Train two or more neural networks parallel

I am developing a deep learning framework where there are multiple neural networks included in my framework design.

Is there any method in PyTorch that I could run multiple neural networks parallel?

Currently, I have my multiple models listed and trained sequentially, but ideally, I wish to make these models to be trained parallelly. For example, I wish to train model A and model B together. Then, the intermediate results will be consumed by model C and model D. Then, the results from model C and model D will be consumed by model F to generate the final results.

Any idea?

Then just pass the outputs form A and B to C.
Cuda calls are asyncronous. If you run A.forward() and then B.forward() that is async. The major problem is both will use the same gpu, thus the speed will be halved. So in short there is no gain at all betwen sequential/parallel if you don’t have aditional resources.

True in your consideration, but my proposed framework has a few advantages in such a parallel design.

So, no one knows how to train 2 or more neural networks at the same time?

I see, anyway already told u.

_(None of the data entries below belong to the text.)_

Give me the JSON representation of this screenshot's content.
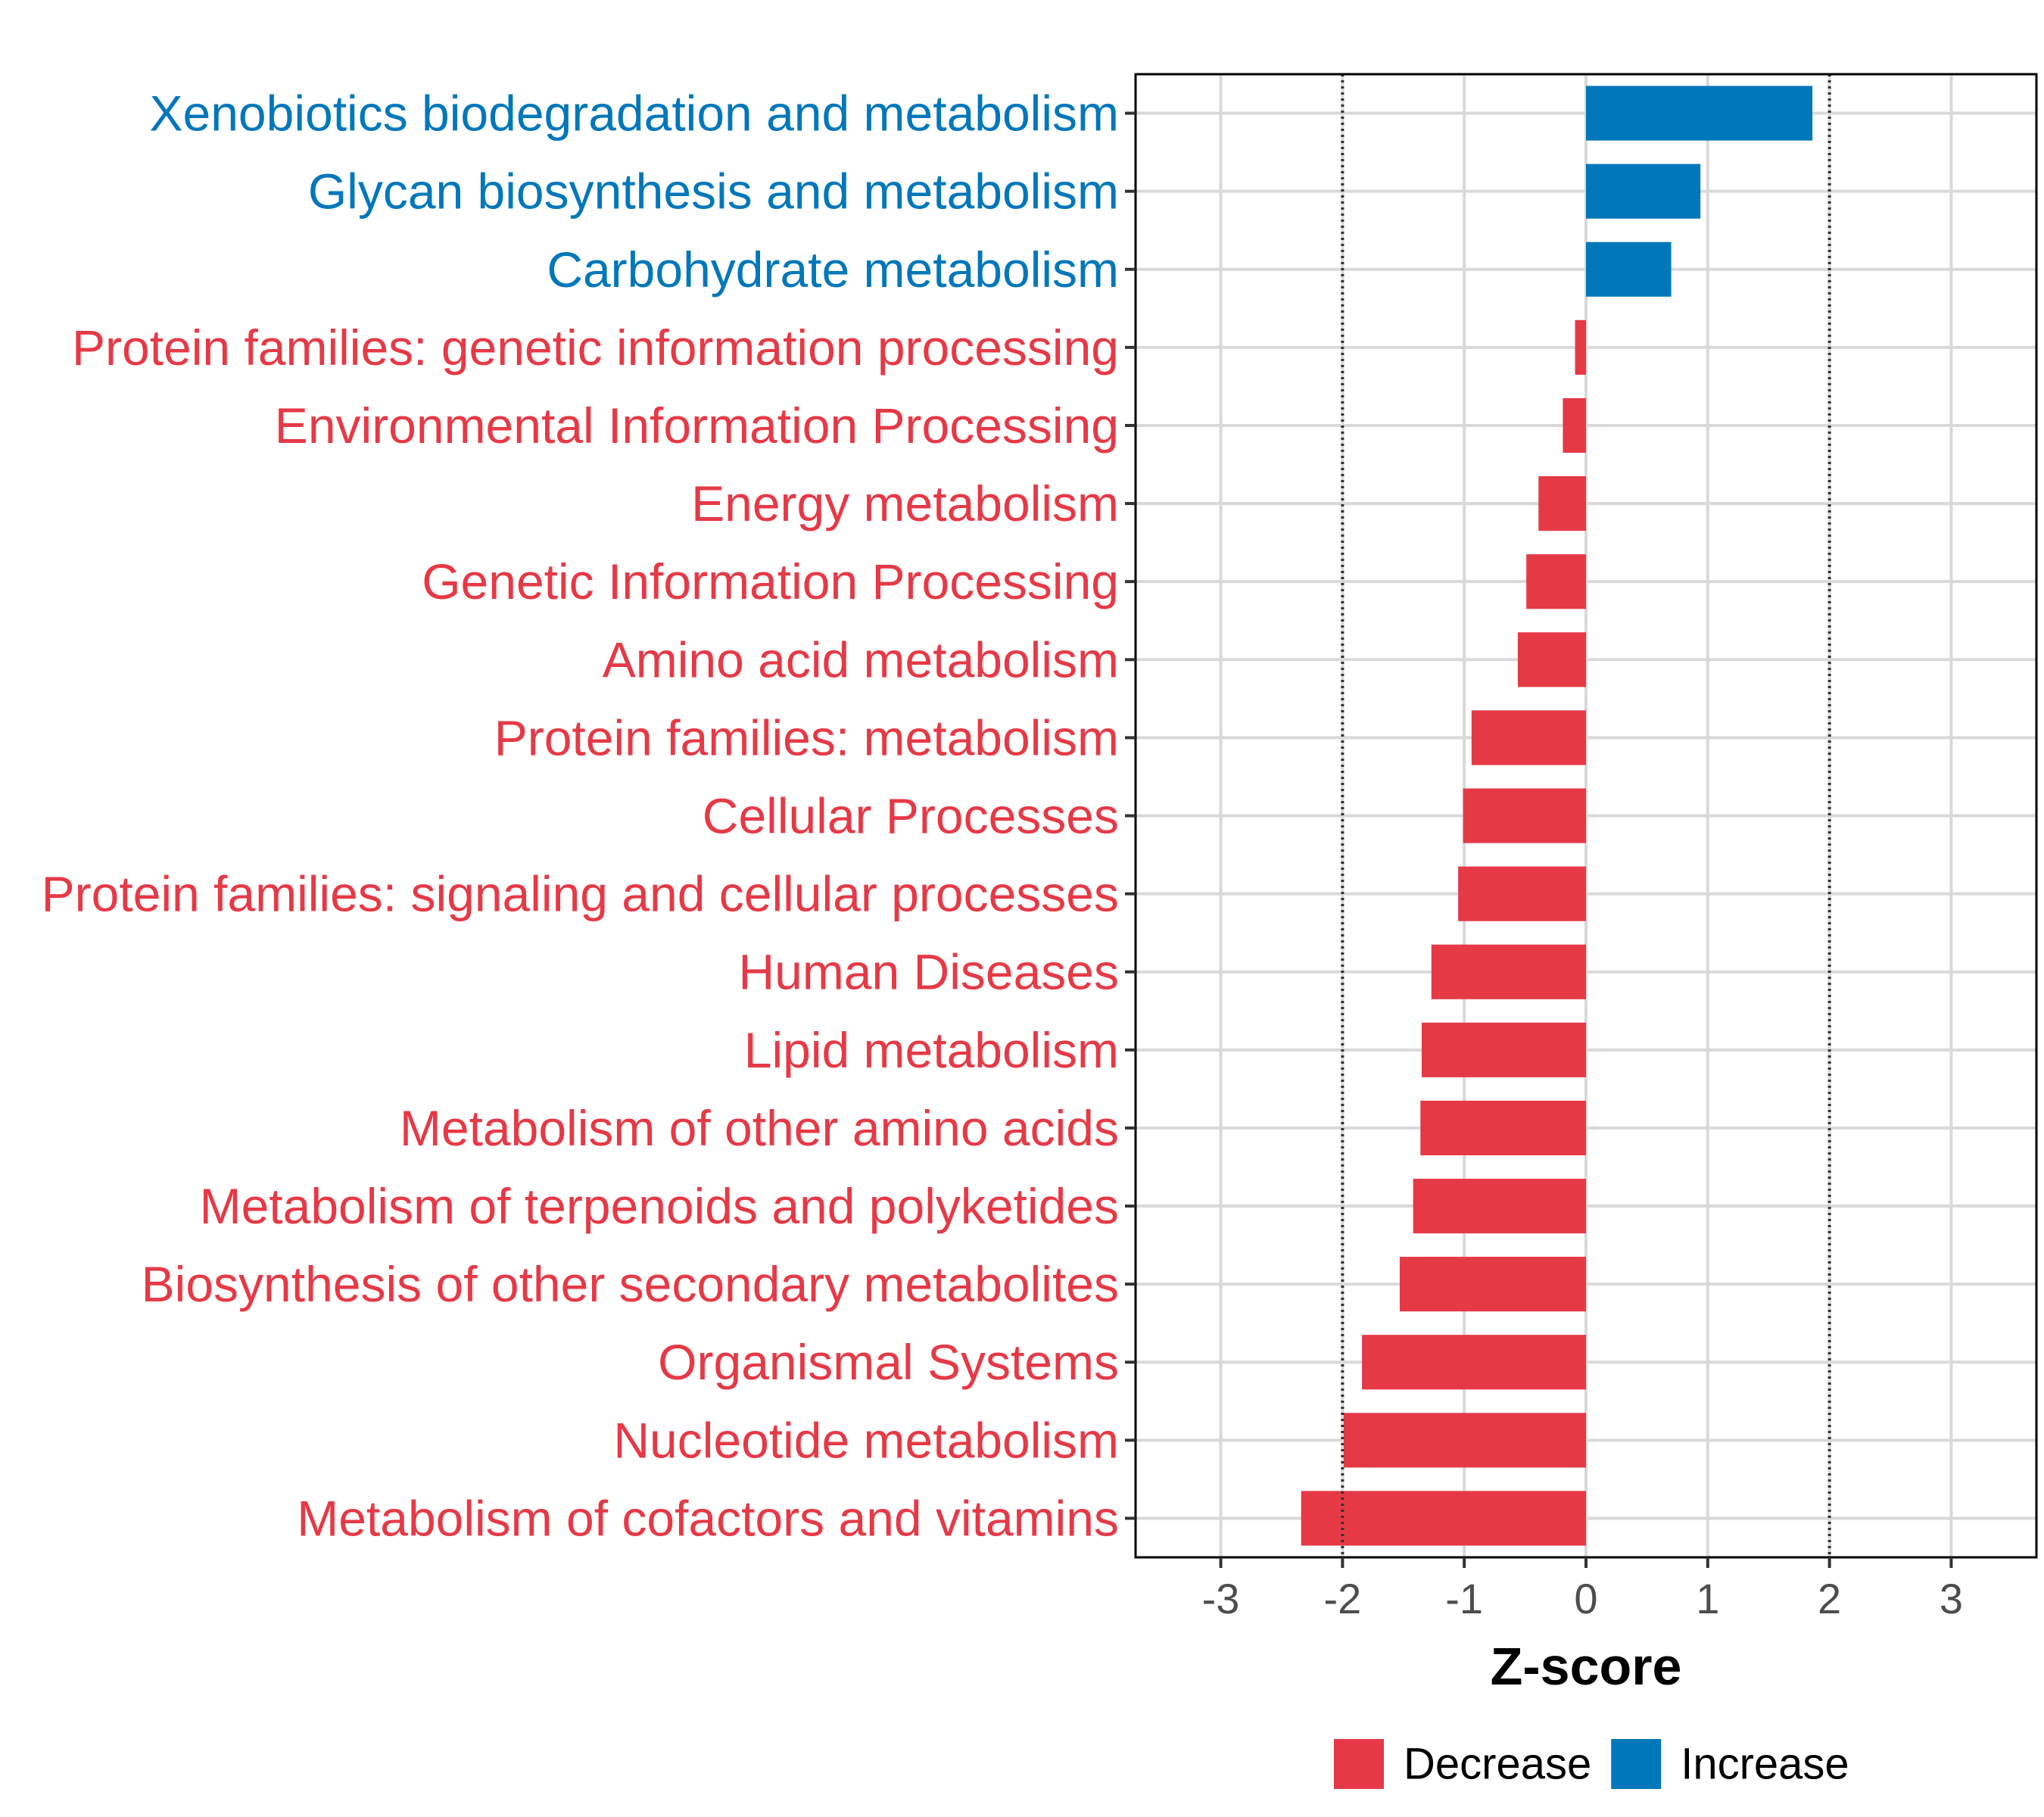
{
  "chart_data": {
    "type": "bar",
    "orientation": "horizontal",
    "xlabel": "Z-score",
    "xlim": [
      -3.7,
      3.7
    ],
    "xticks": [
      -3,
      -2,
      -1,
      0,
      1,
      2,
      3
    ],
    "xtick_labels": [
      "-3",
      "-2",
      "-1",
      "0",
      "1",
      "2",
      "3"
    ],
    "reference_lines": [
      -2,
      2
    ],
    "grid": true,
    "categories": [
      "Xenobiotics biodegradation and metabolism",
      "Glycan biosynthesis and metabolism",
      "Carbohydrate metabolism",
      "Protein families: genetic information processing",
      "Environmental Information Processing",
      "Energy metabolism",
      "Genetic Information Processing",
      "Amino acid metabolism",
      "Protein families: metabolism",
      "Cellular Processes",
      "Protein families: signaling and cellular processes",
      "Human Diseases",
      "Lipid metabolism",
      "Metabolism of other amino acids",
      "Metabolism of terpenoids and polyketides",
      "Biosynthesis of other secondary metabolites",
      "Organismal Systems",
      "Nucleotide metabolism",
      "Metabolism of cofactors and vitamins"
    ],
    "values": [
      1.86,
      0.94,
      0.7,
      -0.09,
      -0.19,
      -0.39,
      -0.49,
      -0.56,
      -0.94,
      -1.01,
      -1.05,
      -1.27,
      -1.35,
      -1.36,
      -1.42,
      -1.53,
      -1.84,
      -1.99,
      -2.34
    ],
    "groups": [
      "Increase",
      "Increase",
      "Increase",
      "Decrease",
      "Decrease",
      "Decrease",
      "Decrease",
      "Decrease",
      "Decrease",
      "Decrease",
      "Decrease",
      "Decrease",
      "Decrease",
      "Decrease",
      "Decrease",
      "Decrease",
      "Decrease",
      "Decrease",
      "Decrease"
    ],
    "legend": [
      {
        "label": "Decrease",
        "color": "#E63946"
      },
      {
        "label": "Increase",
        "color": "#0077BB"
      }
    ],
    "legend_position": "bottom"
  }
}
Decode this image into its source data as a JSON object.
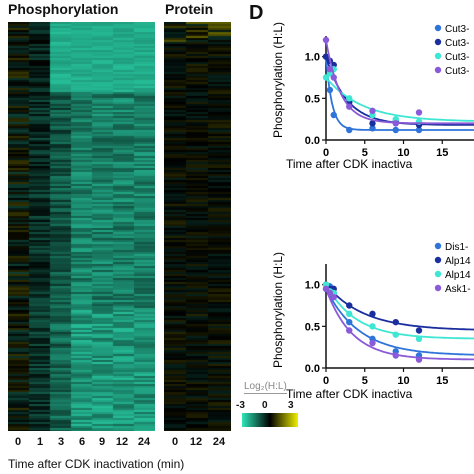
{
  "heatmap": {
    "phospho_title": "Phosphorylation",
    "protein_title": "Protein",
    "phospho_ticks": [
      "0",
      "1",
      "3",
      "6",
      "9",
      "12",
      "24"
    ],
    "protein_ticks": [
      "0",
      "12",
      "24"
    ],
    "xlabel": "Time after CDK inactivation (min)",
    "colorbar_title": "Log₂(H:L)",
    "colorbar_ticks": [
      "-3",
      "0",
      "3"
    ],
    "colors": {
      "low": "#2ee6b8",
      "mid": "#000000",
      "high": "#f0f000"
    }
  },
  "panel_label": "D",
  "chart_data": [
    {
      "type": "scatter",
      "title": "",
      "ylabel": "Phosphorylation (H:L)",
      "xlabel": "Time after CDK inactiva",
      "ylim": [
        0,
        1.2
      ],
      "xlim": [
        0,
        20
      ],
      "yticks": [
        "0.0",
        "0.5",
        "1.0"
      ],
      "xticks": [
        "0",
        "5",
        "10",
        "15"
      ],
      "series": [
        {
          "name": "Cut3-",
          "color": "#2f74d9",
          "x": [
            0,
            0.5,
            1,
            3,
            6,
            9,
            12
          ],
          "y": [
            1.0,
            0.6,
            0.3,
            0.12,
            0.14,
            0.12,
            0.12
          ]
        },
        {
          "name": "Cut3-",
          "color": "#1a2e9e",
          "x": [
            0,
            0.5,
            1,
            3,
            6,
            9,
            12
          ],
          "y": [
            1.0,
            0.95,
            0.9,
            0.45,
            0.2,
            0.22,
            0.18
          ]
        },
        {
          "name": "Cut3-",
          "color": "#3ee6d3",
          "x": [
            0,
            0.5,
            1,
            3,
            6,
            9,
            12
          ],
          "y": [
            0.75,
            0.8,
            0.85,
            0.5,
            0.3,
            0.25,
            0.22
          ]
        },
        {
          "name": "Cut3-",
          "color": "#8a5ad8",
          "x": [
            0,
            0.5,
            1,
            3,
            6,
            9,
            12
          ],
          "y": [
            1.2,
            0.85,
            0.75,
            0.4,
            0.35,
            0.2,
            0.33
          ]
        }
      ]
    },
    {
      "type": "scatter",
      "title": "",
      "ylabel": "Phosphorylation (H:L)",
      "xlabel": "Time after CDK inactiva",
      "ylim": [
        0,
        1.2
      ],
      "xlim": [
        0,
        20
      ],
      "yticks": [
        "0.0",
        "0.5",
        "1.0"
      ],
      "xticks": [
        "0",
        "5",
        "10",
        "15"
      ],
      "series": [
        {
          "name": "Dis1-",
          "color": "#2f74d9",
          "x": [
            0,
            0.5,
            1,
            3,
            6,
            9,
            12
          ],
          "y": [
            0.95,
            0.98,
            0.9,
            0.55,
            0.35,
            0.2,
            0.15
          ]
        },
        {
          "name": "Alp14",
          "color": "#1a2e9e",
          "x": [
            0,
            0.5,
            1,
            3,
            6,
            9,
            12
          ],
          "y": [
            1.0,
            0.95,
            0.95,
            0.75,
            0.65,
            0.55,
            0.45
          ]
        },
        {
          "name": "Alp14",
          "color": "#3ee6d3",
          "x": [
            0,
            0.5,
            1,
            3,
            6,
            9,
            12
          ],
          "y": [
            1.0,
            0.92,
            0.9,
            0.65,
            0.5,
            0.4,
            0.35
          ]
        },
        {
          "name": "Ask1-",
          "color": "#8a5ad8",
          "x": [
            0,
            0.5,
            1,
            3,
            6,
            9,
            12
          ],
          "y": [
            0.95,
            0.9,
            0.85,
            0.45,
            0.3,
            0.15,
            0.1
          ]
        }
      ]
    }
  ]
}
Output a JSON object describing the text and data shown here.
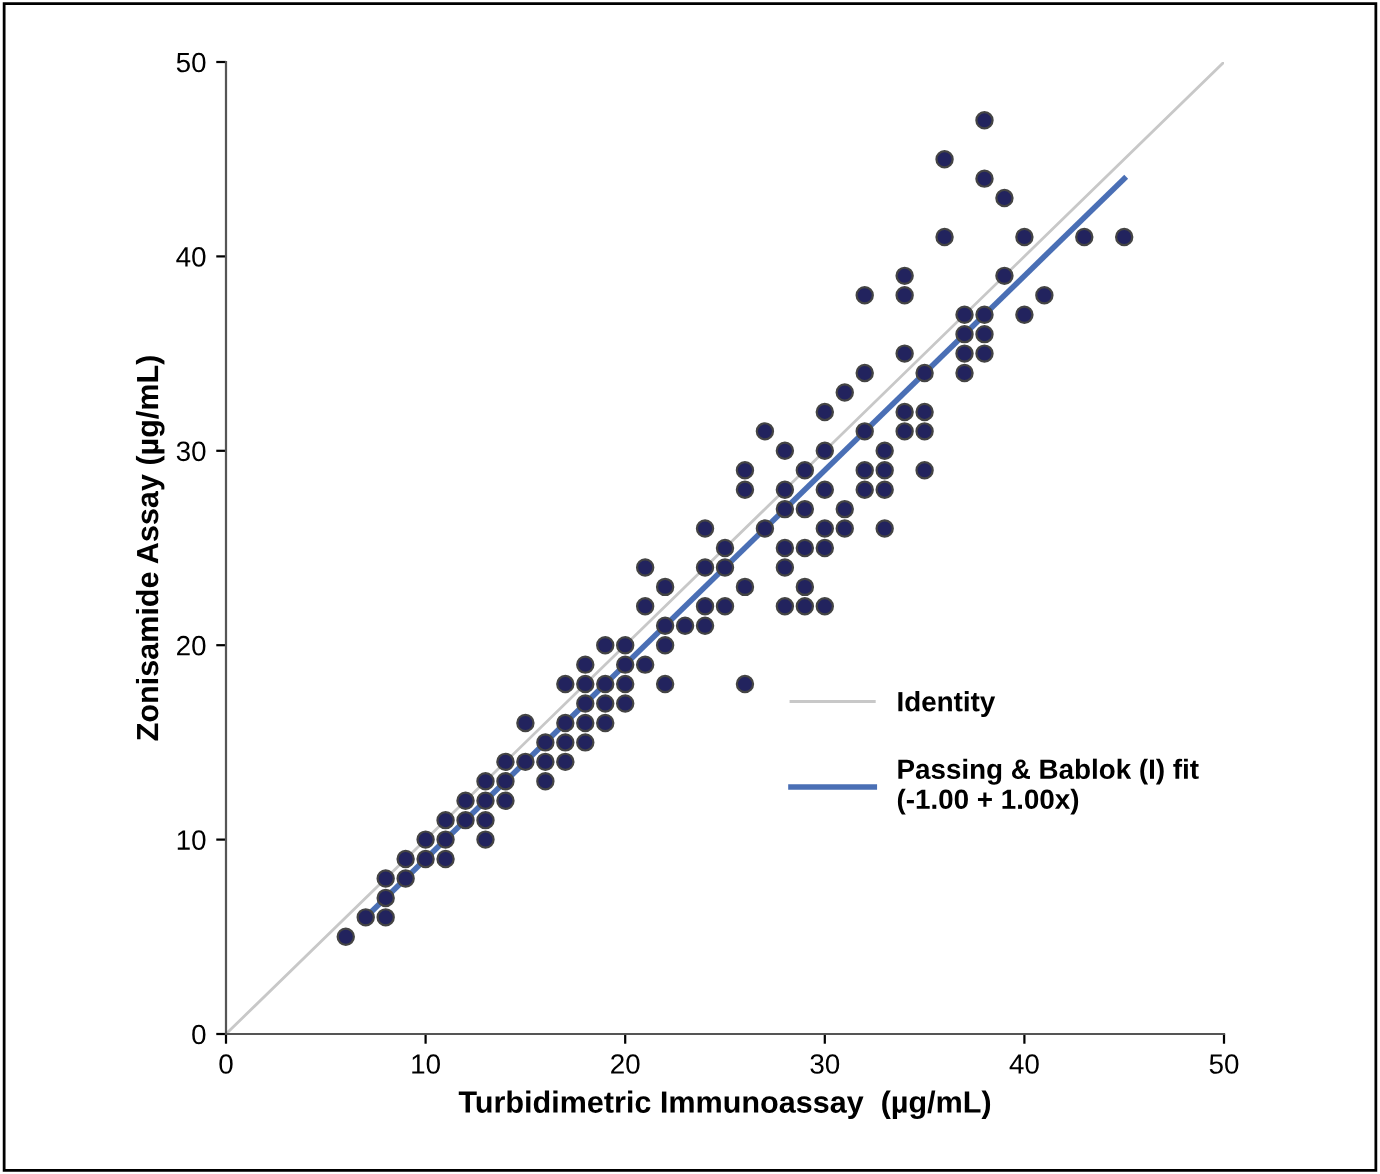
{
  "chart_data": {
    "type": "scatter",
    "xlabel": "Turbidimetric Immunoassay  (µg/mL)",
    "ylabel": "Zonisamide Assay (µg/mL)",
    "xlim": [
      0,
      50
    ],
    "ylim": [
      0,
      50
    ],
    "xticks": [
      0,
      10,
      20,
      30,
      40,
      50
    ],
    "yticks": [
      0,
      10,
      20,
      30,
      40,
      50
    ],
    "grid": false,
    "legend": "bottom right",
    "series": [
      {
        "marker": "circle",
        "color": "#22235e",
        "x": [
          6,
          7,
          8,
          8,
          8,
          9,
          9,
          10,
          10,
          11,
          11,
          11,
          12,
          12,
          13,
          13,
          13,
          13,
          14,
          14,
          14,
          15,
          15,
          16,
          16,
          16,
          17,
          17,
          17,
          17,
          18,
          18,
          18,
          18,
          18,
          19,
          19,
          19,
          19,
          20,
          20,
          20,
          20,
          21,
          21,
          21,
          22,
          22,
          22,
          22,
          23,
          24,
          24,
          24,
          24,
          25,
          25,
          25,
          26,
          26,
          26,
          26,
          27,
          27,
          28,
          28,
          28,
          28,
          28,
          28,
          29,
          29,
          29,
          29,
          29,
          30,
          30,
          30,
          30,
          30,
          30,
          31,
          31,
          31,
          32,
          32,
          32,
          32,
          32,
          33,
          33,
          33,
          33,
          34,
          34,
          34,
          34,
          34,
          35,
          35,
          35,
          35,
          36,
          36,
          37,
          37,
          37,
          37,
          38,
          38,
          38,
          38,
          38,
          39,
          39,
          40,
          40,
          41,
          43,
          45
        ],
        "values": [
          5,
          6,
          8,
          7,
          6,
          9,
          8,
          10,
          9,
          11,
          10,
          9,
          12,
          11,
          13,
          12,
          11,
          10,
          14,
          13,
          12,
          16,
          14,
          15,
          14,
          13,
          18,
          16,
          15,
          14,
          19,
          18,
          17,
          16,
          15,
          20,
          18,
          17,
          16,
          20,
          19,
          18,
          17,
          24,
          22,
          19,
          23,
          21,
          20,
          18,
          21,
          26,
          24,
          22,
          21,
          25,
          24,
          22,
          29,
          28,
          23,
          18,
          31,
          26,
          30,
          28,
          27,
          25,
          24,
          22,
          29,
          27,
          25,
          23,
          22,
          32,
          30,
          28,
          26,
          25,
          22,
          33,
          27,
          26,
          38,
          34,
          31,
          29,
          28,
          30,
          29,
          28,
          26,
          39,
          38,
          35,
          32,
          31,
          34,
          32,
          31,
          29,
          45,
          41,
          37,
          36,
          35,
          34,
          47,
          44,
          37,
          36,
          35,
          43,
          39,
          41,
          37,
          38,
          41,
          41
        ]
      },
      {
        "type": "line",
        "name": "Identity",
        "color": "#c8c8c8",
        "x": [
          0,
          50
        ],
        "values": [
          0,
          50
        ],
        "line_style": "solid"
      },
      {
        "type": "line",
        "name": "Passing & Bablok (I) fit\n(-1.00 + 1.00x)",
        "color": "#4a6fb5",
        "x": [
          7,
          45
        ],
        "values": [
          6,
          44
        ],
        "line_style": "solid"
      }
    ]
  }
}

When you call forward the gpu process it asynchronously so everything works in parallel as much as possible :slight_smile:

I haven’t done an asynchronous call forward to train multiple neural networks together; if you may provide some insights, that will be much appreciated.

For example, neural network A and B are to be trained together. Then, neural network C takes the outputs from A and B for next step’s training. How may I do that in coding using PyTorch?

Another question, if I use Jupyter Notebook the code is executed sequentially. If I have A.forward and then B.forward. Jupyter Notebook takes A first and takes B after A’s execution is finished. I am not sure how could I do that in Jupyter Notebook.

I have no idea how’s this sequential/parallel/async processing works.

You can have a large explanation here:
https://pytorch.org/docs/master/notes/cuda.html
The main short is ops aren’t processed in the order you call them but in an optimal one as internally ops are enqueued.
Some ops force synchronization.
That’s what i mean by “they are async”.

WRT using outputs as inputs u can do that. It will construct a graph and backprop properly despite they are not hosted by the same nn.Module. Autograd works at a tensor level.

If you just want to set a daemon process (which means, a thread which runs in the back) I don’t think you can do that in a trainable way. And, once again, even if you could do so, it won’t be faster than “sequentially”. If a proper training pipeline is designed, gpu usage should be ~100%. Thus, splitting in daemon processes ends up taking the same time.

Lastly, you can set 3 nn modules, 3 optimizers and 3 of everything if you need to.